Die schweigende Mehrheit
Was es für Russen bedeutet, wenn ihr Land immer wieder am Pranger steht
Wer Charlotte Knoblochs warnenden Worten im Deutschen Bundestag zum Gedenken der Befreiung von Auschwitz mit offenen Herzen zugehört hat, dem wird ihr Bekenntnis zum eigenen Land, aber auch ihre Bitte, auf dieses Land aufzupassen, lange noch nachgeklungen haben. Ein junger russischer Kollege, mit dem ich darüber sprach, hat mir diesen Eindruck bestätigt.
Aber dann fügte er einen Satz hinzu, auf den ich – offen gesagt – nicht gefasst war. Warum, fragte er, sprechen die deutschen Medien nur in der passiven Wendung davon, dass Auschwitz befreit wurde. Warum sagen sie nicht, dass es sowjetische Soldaten waren, die dafür mit ihrem Leben bezahlten.
Es gibt Momente, bei denen es wohl besser ist, auf eine Rechtfertigung zu verzichten. Und es gibt genügend Berichte in deutschen Medien, die diesen Zusammenhang eben nicht unerwähnt ließen.
Was mich vielmehr beschäftigt, ist der Grad an Verletztheit, der aus diesem Einwand spricht, und der eine vollständige Wahrnehmung gar nicht mehr zulässt. Was ist bei diesem jungen Mann passiert, der mit seinem eigenen Land über Kreuz liegt, dass er so reagiert.
Man bekommt eine Ahnung davon, was es für viele Russen bedeutet, wieder am Pranger zu stehen. In den Familien am legendären Abendbrottisch wird ein solches Gespräch kaum anders verlaufen.
Die Russen seien ein stolzes Volk, hat mir meine russische Gesprächspartnerin jüngst erklärt, die schon lange in Deutschland lebt und sich um die parlamentarische Demokratie in unserem Land verdient gemacht hat. Aber können wir einen solches Wort wie Stolz überhaupt noch verstehen? Auch wenn Charlotte Knobloch jüngst davon sprach?
Für viele professionelle Beobachter Russlands sind die Fronten geklärt: Das Regime steht gegen eine wachsende Opposition. Aber wo bleiben die Übrigen? Jene, die man so gerne als „breite Masse“ abtut? In Deutschland hätte man früher von einer schweigenden Mehrheit gesprochen. Was bewegt diese Menschen wirklich?
Wir wissen es nicht. Wir können nur Vermutungen anstellen. Neulich habe ich gelesen, der legendäre Sowjetmensch käme jetzt wieder; jener ideologische Homunculus, bei dem man nicht weiß, ob er der sowjetischen Erziehungsdiktatur entsprungen war oder der westlichen Wahrnehmung.

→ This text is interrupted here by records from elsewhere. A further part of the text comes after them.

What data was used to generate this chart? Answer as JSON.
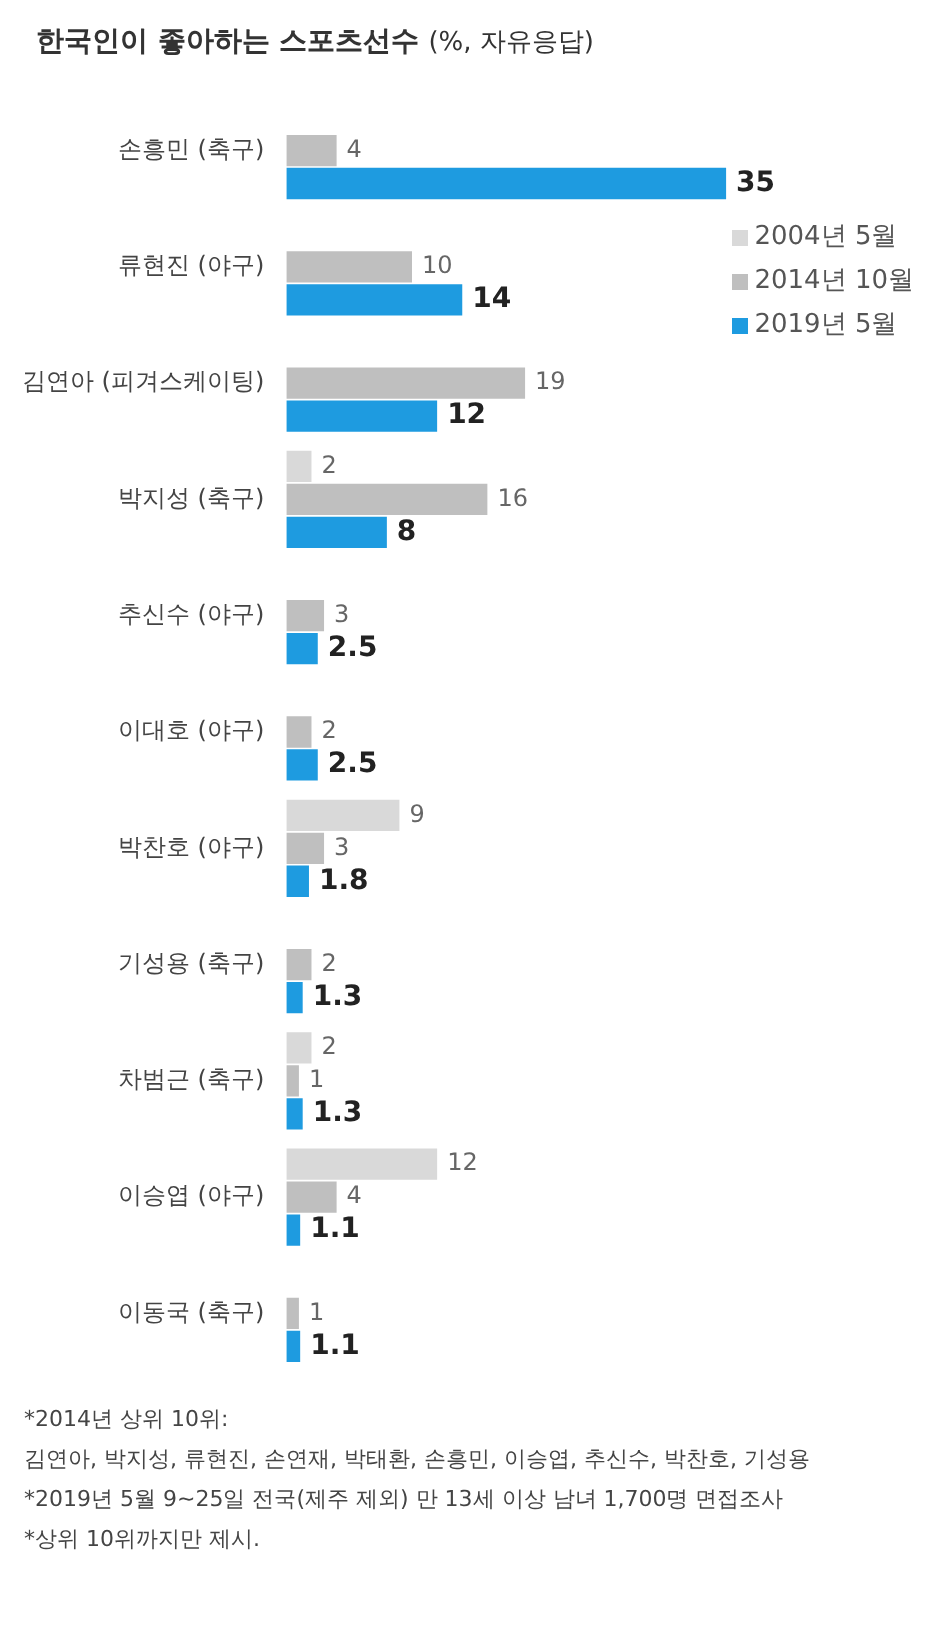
{
  "chart_data": {
    "type": "bar",
    "orientation": "horizontal",
    "title": "한국인이 좋아하는 스포츠선수",
    "subtitle": "(%, 자유응답)",
    "categories": [
      "손흥민 (축구)",
      "류현진 (야구)",
      "김연아 (피겨스케이팅)",
      "박지성 (축구)",
      "추신수 (야구)",
      "이대호 (야구)",
      "박찬호 (야구)",
      "기성용 (축구)",
      "차범근 (축구)",
      "이승엽 (야구)",
      "이동국 (축구)"
    ],
    "series": [
      {
        "name": "2004년 5월",
        "color": "#d9d9d9",
        "values": [
          null,
          null,
          null,
          2,
          null,
          null,
          9,
          null,
          2,
          12,
          null
        ]
      },
      {
        "name": "2014년 10월",
        "color": "#bfbfbf",
        "values": [
          4,
          10,
          19,
          16,
          3,
          2,
          3,
          2,
          1,
          4,
          1
        ]
      },
      {
        "name": "2019년 5월",
        "color": "#1e9be0",
        "values": [
          35,
          14,
          12,
          8,
          2.5,
          2.5,
          1.8,
          1.3,
          1.3,
          1.1,
          1.1
        ]
      }
    ],
    "data_labels": true,
    "legend": "top right",
    "annotations": [
      "*2014년 상위 10위:",
      "김연아, 박지성, 류현진, 손연재, 박태환, 손흥민, 이승엽, 추신수, 박찬호, 기성용",
      "*2019년 5월 9~25일 전국(제주 제외) 만 13세 이상 남녀 1,700명 면접조사",
      "*상위 10위까지만 제시."
    ]
  }
}
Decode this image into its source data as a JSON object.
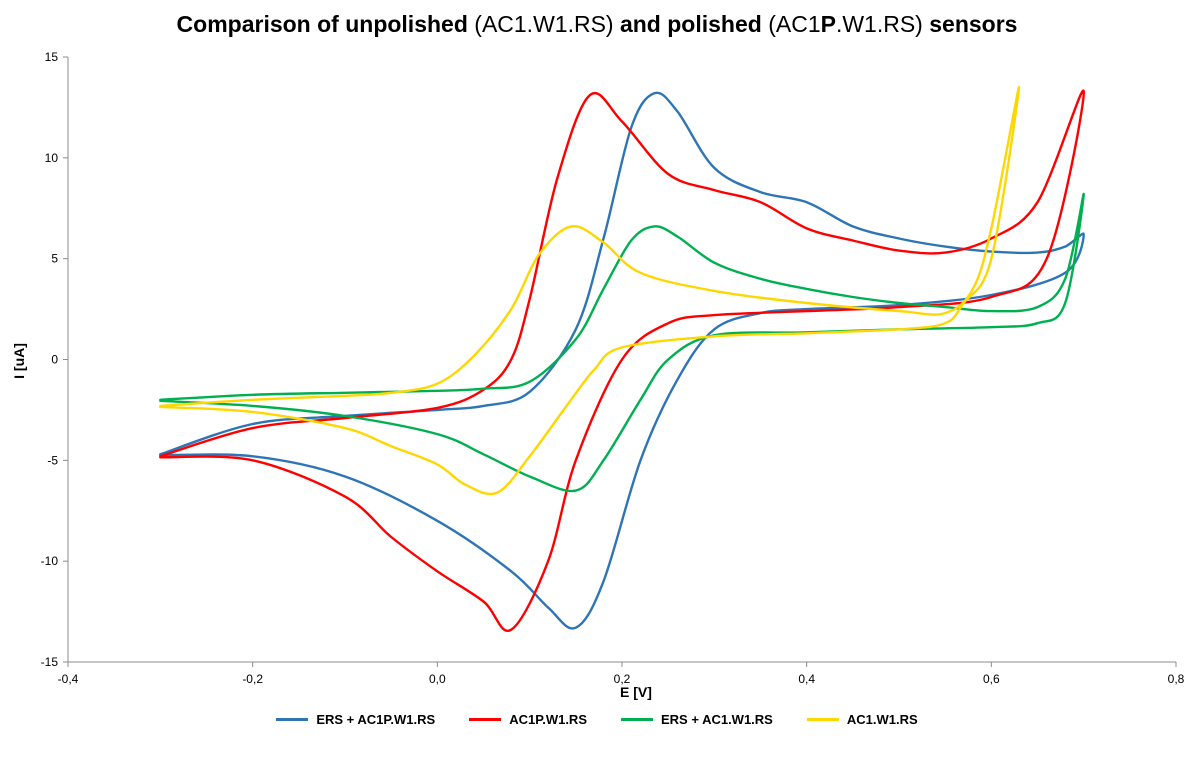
{
  "title": {
    "parts": [
      {
        "text": "Comparison of unpolished ",
        "bold": true
      },
      {
        "text": "(AC1.W1.RS)",
        "bold": false
      },
      {
        "text": " and polished ",
        "bold": true
      },
      {
        "text": "(AC1",
        "bold": false
      },
      {
        "text": "P",
        "bold": true
      },
      {
        "text": ".W1.RS)",
        "bold": false
      },
      {
        "text": " sensors",
        "bold": true
      }
    ]
  },
  "chart_data": {
    "type": "line",
    "title": "Comparison of unpolished (AC1.W1.RS) and polished (AC1P.W1.RS) sensors",
    "xlabel": "E [V]",
    "ylabel": "I [uA]",
    "xlim": [
      -0.4,
      0.8
    ],
    "ylim": [
      -15,
      15
    ],
    "x_ticks": [
      -0.4,
      -0.2,
      0.0,
      0.2,
      0.4,
      0.6,
      0.8
    ],
    "x_tick_labels": [
      "-0,4",
      "-0,2",
      "0,0",
      "0,2",
      "0,4",
      "0,6",
      "0,8"
    ],
    "y_ticks": [
      -15,
      -10,
      -5,
      0,
      5,
      10,
      15
    ],
    "y_tick_labels": [
      "-15",
      "-10",
      "-5",
      "0",
      "5",
      "10",
      "15"
    ],
    "grid": false,
    "legend_position": "bottom",
    "series": [
      {
        "name": "ERS + AC1P.W1.RS",
        "color": "#2E75B6",
        "points": [
          [
            -0.3,
            -4.7
          ],
          [
            -0.2,
            -3.2
          ],
          [
            -0.1,
            -2.8
          ],
          [
            0.0,
            -2.5
          ],
          [
            0.05,
            -2.3
          ],
          [
            0.1,
            -1.6
          ],
          [
            0.15,
            1.5
          ],
          [
            0.18,
            6.0
          ],
          [
            0.21,
            11.5
          ],
          [
            0.235,
            13.2
          ],
          [
            0.26,
            12.3
          ],
          [
            0.3,
            9.5
          ],
          [
            0.35,
            8.3
          ],
          [
            0.4,
            7.8
          ],
          [
            0.45,
            6.6
          ],
          [
            0.5,
            6.0
          ],
          [
            0.55,
            5.6
          ],
          [
            0.6,
            5.35
          ],
          [
            0.65,
            5.3
          ],
          [
            0.68,
            5.6
          ],
          [
            0.7,
            6.2
          ],
          [
            0.68,
            4.3
          ],
          [
            0.6,
            3.2
          ],
          [
            0.5,
            2.7
          ],
          [
            0.4,
            2.5
          ],
          [
            0.35,
            2.3
          ],
          [
            0.3,
            1.5
          ],
          [
            0.26,
            -1.0
          ],
          [
            0.22,
            -5.0
          ],
          [
            0.18,
            -11.0
          ],
          [
            0.15,
            -13.3
          ],
          [
            0.12,
            -12.3
          ],
          [
            0.08,
            -10.5
          ],
          [
            0.0,
            -8.0
          ],
          [
            -0.1,
            -5.8
          ],
          [
            -0.2,
            -4.8
          ],
          [
            -0.3,
            -4.75
          ]
        ]
      },
      {
        "name": "AC1P.W1.RS",
        "color": "#FF0000",
        "points": [
          [
            -0.3,
            -4.8
          ],
          [
            -0.2,
            -3.4
          ],
          [
            -0.1,
            -2.9
          ],
          [
            0.0,
            -2.4
          ],
          [
            0.05,
            -1.5
          ],
          [
            0.08,
            0.0
          ],
          [
            0.1,
            3.0
          ],
          [
            0.13,
            9.0
          ],
          [
            0.165,
            13.1
          ],
          [
            0.2,
            11.8
          ],
          [
            0.25,
            9.2
          ],
          [
            0.3,
            8.4
          ],
          [
            0.35,
            7.8
          ],
          [
            0.4,
            6.5
          ],
          [
            0.45,
            5.9
          ],
          [
            0.5,
            5.4
          ],
          [
            0.55,
            5.3
          ],
          [
            0.6,
            6.0
          ],
          [
            0.65,
            7.8
          ],
          [
            0.7,
            13.3
          ],
          [
            0.66,
            5.0
          ],
          [
            0.6,
            3.1
          ],
          [
            0.5,
            2.6
          ],
          [
            0.4,
            2.4
          ],
          [
            0.3,
            2.2
          ],
          [
            0.25,
            1.8
          ],
          [
            0.2,
            0.0
          ],
          [
            0.15,
            -5.0
          ],
          [
            0.12,
            -10.0
          ],
          [
            0.08,
            -13.4
          ],
          [
            0.05,
            -12.0
          ],
          [
            0.0,
            -10.5
          ],
          [
            -0.05,
            -8.8
          ],
          [
            -0.1,
            -6.8
          ],
          [
            -0.2,
            -5.0
          ],
          [
            -0.3,
            -4.85
          ]
        ]
      },
      {
        "name": "ERS + AC1.W1.RS",
        "color": "#00B050",
        "points": [
          [
            -0.3,
            -2.0
          ],
          [
            -0.2,
            -1.75
          ],
          [
            -0.1,
            -1.65
          ],
          [
            0.0,
            -1.55
          ],
          [
            0.05,
            -1.45
          ],
          [
            0.1,
            -1.1
          ],
          [
            0.15,
            1.0
          ],
          [
            0.18,
            3.5
          ],
          [
            0.21,
            5.9
          ],
          [
            0.235,
            6.6
          ],
          [
            0.26,
            6.1
          ],
          [
            0.3,
            4.8
          ],
          [
            0.35,
            4.0
          ],
          [
            0.4,
            3.5
          ],
          [
            0.45,
            3.1
          ],
          [
            0.5,
            2.8
          ],
          [
            0.55,
            2.6
          ],
          [
            0.6,
            2.4
          ],
          [
            0.65,
            2.6
          ],
          [
            0.68,
            4.0
          ],
          [
            0.7,
            8.2
          ],
          [
            0.68,
            2.8
          ],
          [
            0.65,
            1.8
          ],
          [
            0.6,
            1.6
          ],
          [
            0.5,
            1.5
          ],
          [
            0.4,
            1.35
          ],
          [
            0.3,
            1.2
          ],
          [
            0.25,
            0.0
          ],
          [
            0.22,
            -2.0
          ],
          [
            0.18,
            -5.0
          ],
          [
            0.15,
            -6.5
          ],
          [
            0.1,
            -5.8
          ],
          [
            0.05,
            -4.7
          ],
          [
            0.0,
            -3.7
          ],
          [
            -0.1,
            -2.8
          ],
          [
            -0.2,
            -2.3
          ],
          [
            -0.3,
            -2.05
          ]
        ]
      },
      {
        "name": "AC1.W1.RS",
        "color": "#FFD700",
        "points": [
          [
            -0.3,
            -2.3
          ],
          [
            -0.2,
            -2.0
          ],
          [
            -0.1,
            -1.8
          ],
          [
            -0.05,
            -1.65
          ],
          [
            0.0,
            -1.2
          ],
          [
            0.04,
            0.2
          ],
          [
            0.08,
            2.5
          ],
          [
            0.11,
            5.2
          ],
          [
            0.145,
            6.6
          ],
          [
            0.18,
            5.8
          ],
          [
            0.22,
            4.3
          ],
          [
            0.3,
            3.4
          ],
          [
            0.4,
            2.8
          ],
          [
            0.5,
            2.4
          ],
          [
            0.55,
            2.3
          ],
          [
            0.58,
            3.5
          ],
          [
            0.6,
            6.5
          ],
          [
            0.63,
            13.5
          ],
          [
            0.6,
            5.0
          ],
          [
            0.57,
            2.8
          ],
          [
            0.55,
            1.8
          ],
          [
            0.5,
            1.5
          ],
          [
            0.4,
            1.3
          ],
          [
            0.3,
            1.15
          ],
          [
            0.2,
            0.6
          ],
          [
            0.17,
            -0.5
          ],
          [
            0.14,
            -2.3
          ],
          [
            0.1,
            -4.8
          ],
          [
            0.065,
            -6.6
          ],
          [
            0.03,
            -6.2
          ],
          [
            0.0,
            -5.2
          ],
          [
            -0.05,
            -4.3
          ],
          [
            -0.1,
            -3.4
          ],
          [
            -0.2,
            -2.6
          ],
          [
            -0.3,
            -2.35
          ]
        ]
      }
    ]
  }
}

Doch wann haben die Beobachter aus der Ferne schon richtig gelegen, was die Verhältnisse im Osten angeht. Das jüngste Beispiel ist Belarus und der plötzliche Widerstand auf der Straße. Da tritt über Nacht eine entschlossene, junge Generation in Erscheinung, und wir müssen uns fragen: Warum hat das keiner gesehen, warum hat fast niemand von ihr etwas gewusst?
Vieles von dem, was in Moskau, Irkutsk oder Jekaterinburg heute gefordert wird, deckt sich mit unseren Werten. Aber wir sollten einen Fehler nicht wiederholen: zu glauben, dass die Freiheitsbewegungen im Osten nur eine Kopie dessen sein wollen, was der Westen schon ist.
Das hat in den neunziger Jahren zu jener tiefen Enttäuschung geführt, die fast alle politischen Hoffnungen auf eine gemeinsame Zukunft aufgefressen hat. Vielleicht sind die jetzigen Zustände noch von Dauer. Vielleicht enden sie jäh und fast über Nacht.
Wir sollten gewappnet sein. Aber wir sollten den Unterschied auch ertragen: Was es heißt, ein stolzes Volk zu sein. Das müssen die Menschen in Russland selber entscheiden. Nur so kann ein ziviles Gespräch zwischen zivilen Gesellschaften wieder entstehen.